D'Antoni says, "We'll put shooters all over the place," ignoring how shallow the Lakers' bench is. And he calls Steve Blake "a great shooter," so we know he's a dreamer.
We've been told he's close to Kobe, but in the book ":07 Seconds or Less," about the Suns' 2005-06 season, D'Antoni mocks Kobe for sharing the ball in the 2006 playoff series.
"Well, isn't that what you're supposed to do?" asks D'Antoni in the book. "Now he's the savior because he's playing that way? He's no god."
D'Antoni laughs. "Did I say that? I'm sure I said that. I'm sure Kobe will beat me up for it too, and he should. But he knows I have the most respect for him of anybody."
Jackson called Kobe "uncoachable" in one of his books, and D'Antoni has his own experience with Carmelo Anthony.

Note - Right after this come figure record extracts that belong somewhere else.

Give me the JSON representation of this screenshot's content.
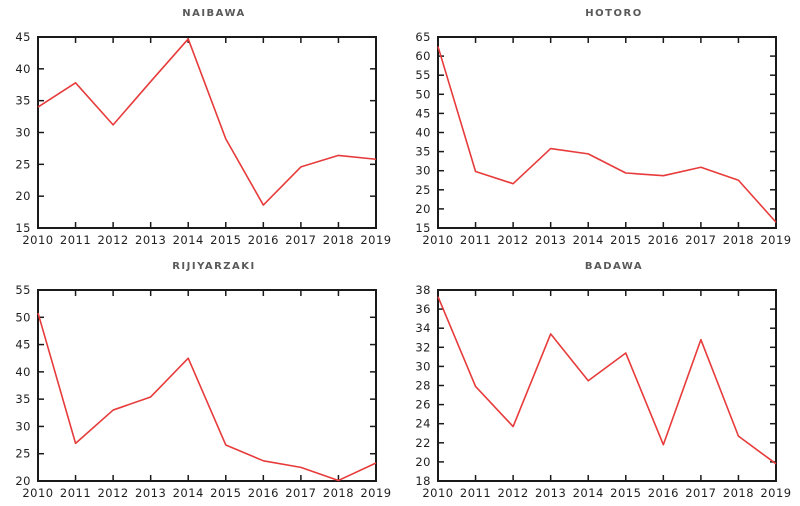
{
  "style": {
    "background": "#ffffff",
    "axis_color": "#1a1a1a",
    "tick_label_color": "#1f1f1f",
    "title_color": "#595959",
    "series_color": "#e73b3b"
  },
  "chart_data": [
    {
      "type": "line",
      "title": "NAIBAWA",
      "x": [
        2010,
        2011,
        2012,
        2013,
        2014,
        2015,
        2016,
        2017,
        2018,
        2019
      ],
      "values": [
        34.0,
        37.8,
        31.2,
        38.0,
        44.7,
        29.0,
        18.6,
        24.6,
        26.4,
        25.8
      ],
      "ylim": [
        15,
        45
      ],
      "ytick_step": 5,
      "xlabel": "",
      "ylabel": "",
      "grid": false,
      "legend": "none",
      "line_color": "#e73b3b"
    },
    {
      "type": "line",
      "title": "HOTORO",
      "x": [
        2010,
        2011,
        2012,
        2013,
        2014,
        2015,
        2016,
        2017,
        2018,
        2019
      ],
      "values": [
        62.5,
        29.8,
        26.6,
        35.8,
        34.4,
        29.4,
        28.7,
        30.9,
        27.5,
        16.5
      ],
      "ylim": [
        15,
        65
      ],
      "ytick_step": 5,
      "xlabel": "",
      "ylabel": "",
      "grid": false,
      "legend": "none",
      "line_color": "#e73b3b"
    },
    {
      "type": "line",
      "title": "RIJIYARZAKI",
      "x": [
        2010,
        2011,
        2012,
        2013,
        2014,
        2015,
        2016,
        2017,
        2018,
        2019
      ],
      "values": [
        50.8,
        26.9,
        33.0,
        35.4,
        42.5,
        26.6,
        23.7,
        22.5,
        20.1,
        23.3
      ],
      "ylim": [
        20,
        55
      ],
      "ytick_step": 5,
      "xlabel": "",
      "ylabel": "",
      "grid": false,
      "legend": "none",
      "line_color": "#e73b3b"
    },
    {
      "type": "line",
      "title": "BADAWA",
      "x": [
        2010,
        2011,
        2012,
        2013,
        2014,
        2015,
        2016,
        2017,
        2018,
        2019
      ],
      "values": [
        37.3,
        27.9,
        23.7,
        33.4,
        28.5,
        31.4,
        21.8,
        32.8,
        22.7,
        19.8
      ],
      "ylim": [
        18,
        38
      ],
      "ytick_step": 2,
      "xlabel": "",
      "ylabel": "",
      "grid": false,
      "legend": "none",
      "line_color": "#e73b3b"
    }
  ]
}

"Hell, I'm uncoachable at times," he says. "I've never been around anyone with the intensity Kobe has. …Sometimes he might come off the floor cussing me out in Italian, which is good so people won't understand. I'm cool with that."
Jackson has 203 more playoff wins than D'Antoni, but it's the next set of playoff games that matter.
"And we're going to be good, he promises. "And have fun along the way."
Worst case scenario, he knows a good retirement home.